Holtzman urges doctors to develop succession plans for their practices. Will they groom one or two people to take over the practice? Sell it outright? Switch to part-time work before retiring completely?

Carrying out such a plan could take as many as 10 years to fulfill, he advises. With no one fully understanding what will shake out in the health care industry, clients must start planning earlier than in the past, he says.

Grande also says it's important for planners to create an investment policy statement as a guide for their physician clients. "When it comes to money ... it seems to be like a left-brain/right-brain [issue] and they just have no understanding that you can't retire and spend $150,000 a year if you have a $1.5 million portfolio,'' Grande says.

"You can either retire at 65, or you're going to have to work longer. An investment policy statement takes out all the emotion,'' he adds. "And it tells you what to do. You're forced to take profits when they're there and you're forced to reallocate your portfolio and get into the market when you don't want to.''

For his sleep-deprived client, Grande reworked the retirement plan, shrinking the doctor's exposure in equities, making sure he had liability insurance and long-term care-insurance, and adjusting the amount the doctor would live on annually in his retirement years.

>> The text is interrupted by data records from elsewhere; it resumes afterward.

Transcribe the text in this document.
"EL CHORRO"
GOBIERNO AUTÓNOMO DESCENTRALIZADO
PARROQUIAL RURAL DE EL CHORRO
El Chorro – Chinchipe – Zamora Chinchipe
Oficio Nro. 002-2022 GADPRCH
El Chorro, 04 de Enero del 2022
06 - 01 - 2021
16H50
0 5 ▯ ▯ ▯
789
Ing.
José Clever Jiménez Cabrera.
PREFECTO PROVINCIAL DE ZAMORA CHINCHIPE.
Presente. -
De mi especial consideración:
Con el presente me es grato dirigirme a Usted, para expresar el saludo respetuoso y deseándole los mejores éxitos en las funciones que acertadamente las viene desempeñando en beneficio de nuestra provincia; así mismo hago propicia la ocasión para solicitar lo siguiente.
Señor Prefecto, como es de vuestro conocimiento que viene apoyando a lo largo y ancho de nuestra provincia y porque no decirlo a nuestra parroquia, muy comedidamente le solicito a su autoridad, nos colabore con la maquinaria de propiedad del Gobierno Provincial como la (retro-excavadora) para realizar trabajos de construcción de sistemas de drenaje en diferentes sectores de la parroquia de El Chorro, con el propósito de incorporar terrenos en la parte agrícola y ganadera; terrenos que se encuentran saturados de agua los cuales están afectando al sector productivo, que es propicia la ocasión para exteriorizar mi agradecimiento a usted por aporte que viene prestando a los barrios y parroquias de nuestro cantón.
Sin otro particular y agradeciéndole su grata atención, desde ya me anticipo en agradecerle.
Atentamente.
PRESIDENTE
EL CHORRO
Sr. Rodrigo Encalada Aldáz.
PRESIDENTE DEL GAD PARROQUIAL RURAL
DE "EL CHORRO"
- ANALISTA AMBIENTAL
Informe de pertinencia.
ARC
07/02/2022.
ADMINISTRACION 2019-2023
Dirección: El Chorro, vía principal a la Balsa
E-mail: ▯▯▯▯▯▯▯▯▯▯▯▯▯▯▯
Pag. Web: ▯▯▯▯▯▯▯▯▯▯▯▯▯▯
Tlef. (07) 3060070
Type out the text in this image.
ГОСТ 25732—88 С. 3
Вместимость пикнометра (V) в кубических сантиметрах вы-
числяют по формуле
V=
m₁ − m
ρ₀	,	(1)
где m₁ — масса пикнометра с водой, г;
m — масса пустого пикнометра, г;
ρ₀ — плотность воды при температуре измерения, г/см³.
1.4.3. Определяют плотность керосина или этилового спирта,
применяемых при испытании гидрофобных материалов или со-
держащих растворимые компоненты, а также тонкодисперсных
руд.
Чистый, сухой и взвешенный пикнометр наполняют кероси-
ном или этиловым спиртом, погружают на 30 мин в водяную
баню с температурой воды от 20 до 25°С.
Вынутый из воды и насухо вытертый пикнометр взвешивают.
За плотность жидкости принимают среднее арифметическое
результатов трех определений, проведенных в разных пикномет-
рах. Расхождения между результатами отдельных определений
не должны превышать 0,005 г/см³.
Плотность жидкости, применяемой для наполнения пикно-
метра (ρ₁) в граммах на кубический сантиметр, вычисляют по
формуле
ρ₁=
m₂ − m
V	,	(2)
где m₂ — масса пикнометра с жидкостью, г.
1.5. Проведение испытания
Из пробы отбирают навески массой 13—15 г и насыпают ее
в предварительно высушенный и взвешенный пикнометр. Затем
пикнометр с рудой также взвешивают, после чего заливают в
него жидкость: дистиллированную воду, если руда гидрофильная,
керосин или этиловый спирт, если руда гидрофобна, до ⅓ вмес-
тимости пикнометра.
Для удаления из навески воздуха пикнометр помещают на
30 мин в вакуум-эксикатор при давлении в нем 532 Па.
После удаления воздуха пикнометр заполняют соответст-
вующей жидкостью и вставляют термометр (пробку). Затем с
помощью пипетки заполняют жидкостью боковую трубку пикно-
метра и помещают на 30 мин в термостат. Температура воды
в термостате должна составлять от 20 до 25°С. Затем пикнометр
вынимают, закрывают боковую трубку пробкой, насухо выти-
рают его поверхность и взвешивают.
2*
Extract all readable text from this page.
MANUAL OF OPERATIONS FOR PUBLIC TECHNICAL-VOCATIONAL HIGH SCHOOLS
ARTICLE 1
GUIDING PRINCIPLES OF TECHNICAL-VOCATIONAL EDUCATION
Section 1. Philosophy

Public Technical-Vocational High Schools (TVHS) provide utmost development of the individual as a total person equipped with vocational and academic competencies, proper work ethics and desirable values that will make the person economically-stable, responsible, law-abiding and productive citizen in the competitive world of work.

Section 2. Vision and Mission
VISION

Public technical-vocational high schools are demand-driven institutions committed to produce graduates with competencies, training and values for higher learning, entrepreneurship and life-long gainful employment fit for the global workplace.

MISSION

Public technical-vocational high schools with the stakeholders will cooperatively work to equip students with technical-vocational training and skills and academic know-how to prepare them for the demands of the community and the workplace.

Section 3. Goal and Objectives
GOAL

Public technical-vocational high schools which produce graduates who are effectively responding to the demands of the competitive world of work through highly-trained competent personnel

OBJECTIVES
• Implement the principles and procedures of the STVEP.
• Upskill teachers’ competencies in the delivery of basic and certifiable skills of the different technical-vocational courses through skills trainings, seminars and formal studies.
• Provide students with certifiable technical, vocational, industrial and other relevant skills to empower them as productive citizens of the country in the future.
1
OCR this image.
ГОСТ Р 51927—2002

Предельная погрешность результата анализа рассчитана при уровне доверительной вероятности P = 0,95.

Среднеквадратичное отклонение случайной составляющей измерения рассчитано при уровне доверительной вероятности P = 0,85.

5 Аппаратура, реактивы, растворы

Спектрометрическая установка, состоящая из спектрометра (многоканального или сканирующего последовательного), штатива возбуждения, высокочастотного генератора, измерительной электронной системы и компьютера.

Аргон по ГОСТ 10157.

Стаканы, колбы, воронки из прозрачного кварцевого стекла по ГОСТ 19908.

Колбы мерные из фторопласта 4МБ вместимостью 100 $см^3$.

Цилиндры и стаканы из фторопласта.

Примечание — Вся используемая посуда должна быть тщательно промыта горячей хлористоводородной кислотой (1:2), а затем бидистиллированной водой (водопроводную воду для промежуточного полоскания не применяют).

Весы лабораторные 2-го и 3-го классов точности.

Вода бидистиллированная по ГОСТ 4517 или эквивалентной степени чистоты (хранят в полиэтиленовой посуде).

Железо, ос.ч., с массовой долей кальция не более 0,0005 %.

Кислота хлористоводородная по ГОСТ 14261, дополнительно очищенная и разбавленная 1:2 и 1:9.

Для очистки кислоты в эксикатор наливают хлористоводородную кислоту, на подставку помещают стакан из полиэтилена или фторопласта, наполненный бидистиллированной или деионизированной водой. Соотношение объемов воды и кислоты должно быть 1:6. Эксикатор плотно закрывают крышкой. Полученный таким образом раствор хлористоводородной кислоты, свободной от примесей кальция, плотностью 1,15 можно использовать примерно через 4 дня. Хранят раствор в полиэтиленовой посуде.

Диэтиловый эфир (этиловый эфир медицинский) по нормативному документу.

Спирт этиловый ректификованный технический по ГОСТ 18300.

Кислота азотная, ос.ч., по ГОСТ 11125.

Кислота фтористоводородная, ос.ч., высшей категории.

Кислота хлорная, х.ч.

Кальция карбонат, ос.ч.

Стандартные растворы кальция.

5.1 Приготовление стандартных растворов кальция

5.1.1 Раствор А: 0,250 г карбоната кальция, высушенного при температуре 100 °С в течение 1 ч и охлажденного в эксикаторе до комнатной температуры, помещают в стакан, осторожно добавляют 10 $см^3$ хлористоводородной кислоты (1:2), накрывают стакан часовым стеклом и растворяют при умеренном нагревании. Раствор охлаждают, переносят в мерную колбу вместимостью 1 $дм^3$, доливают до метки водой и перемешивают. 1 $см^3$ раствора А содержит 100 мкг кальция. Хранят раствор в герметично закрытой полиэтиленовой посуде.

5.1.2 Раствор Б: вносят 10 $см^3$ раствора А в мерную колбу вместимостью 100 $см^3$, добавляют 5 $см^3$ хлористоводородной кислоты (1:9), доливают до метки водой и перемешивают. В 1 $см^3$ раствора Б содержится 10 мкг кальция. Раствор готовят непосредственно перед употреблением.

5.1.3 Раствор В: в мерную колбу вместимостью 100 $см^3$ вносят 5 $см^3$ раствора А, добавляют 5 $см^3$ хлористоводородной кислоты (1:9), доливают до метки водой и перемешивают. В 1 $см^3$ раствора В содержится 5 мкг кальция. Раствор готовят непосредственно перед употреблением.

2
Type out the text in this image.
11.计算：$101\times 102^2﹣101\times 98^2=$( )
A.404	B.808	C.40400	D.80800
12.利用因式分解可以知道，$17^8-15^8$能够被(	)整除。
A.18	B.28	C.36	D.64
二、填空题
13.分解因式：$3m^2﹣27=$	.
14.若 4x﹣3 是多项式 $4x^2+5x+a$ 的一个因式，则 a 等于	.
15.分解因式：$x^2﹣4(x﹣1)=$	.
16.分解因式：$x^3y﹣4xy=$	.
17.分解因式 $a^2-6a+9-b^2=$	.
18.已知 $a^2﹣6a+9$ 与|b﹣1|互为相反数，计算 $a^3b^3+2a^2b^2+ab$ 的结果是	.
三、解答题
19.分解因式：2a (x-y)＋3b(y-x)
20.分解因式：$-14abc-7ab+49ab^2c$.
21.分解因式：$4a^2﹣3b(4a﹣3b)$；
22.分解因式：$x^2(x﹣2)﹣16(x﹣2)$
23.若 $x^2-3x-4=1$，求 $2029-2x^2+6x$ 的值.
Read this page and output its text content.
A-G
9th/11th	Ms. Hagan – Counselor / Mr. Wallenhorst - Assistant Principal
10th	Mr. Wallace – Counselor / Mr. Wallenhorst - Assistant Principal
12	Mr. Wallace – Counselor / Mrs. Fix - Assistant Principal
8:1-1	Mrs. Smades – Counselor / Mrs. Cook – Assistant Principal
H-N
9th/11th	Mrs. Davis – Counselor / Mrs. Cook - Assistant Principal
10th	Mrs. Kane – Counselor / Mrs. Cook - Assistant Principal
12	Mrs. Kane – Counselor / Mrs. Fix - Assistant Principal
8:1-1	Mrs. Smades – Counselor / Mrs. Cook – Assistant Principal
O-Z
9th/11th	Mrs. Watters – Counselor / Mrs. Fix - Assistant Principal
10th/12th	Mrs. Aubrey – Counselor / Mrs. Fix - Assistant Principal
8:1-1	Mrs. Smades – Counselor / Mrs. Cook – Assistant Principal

Together, they designed a portfolio that will be reviewed every six months, putting in hedging strategies and money managers who strive to make money in down markets.

Some planners say it's important for colleagues to craft retirement projections that doctors can work with no matter what way the health care law is carried out. "We've always done very flexible planning,'' says Howard Hook, a certified financial planner and principal with EKS Associates in Princeton, N.J.

His firm advises that if clients believe their incomes will be squeezed over the next few years, they should raise money through teaching or achieving cost efficiencies, such as slicing office expenses. One client recently joined an established practice, which provides all the administrative and backroom operations. Because he doesn't have to oversee billing and staffing, the obstetrician is able to see the same number of patients weekly, but take off Friday afternoons, Hook says.

Whatever the new health care law brings, that client is ready. "If the laws don't work out the way they're supposed to, you're not herded in one direction,'' Hook says. "The law never turns out to be what people think it is.''


Suzanne Sataline,a former health care reporter at The Wall Street Journal, is a freelance writer in Brooklyn, N.Y.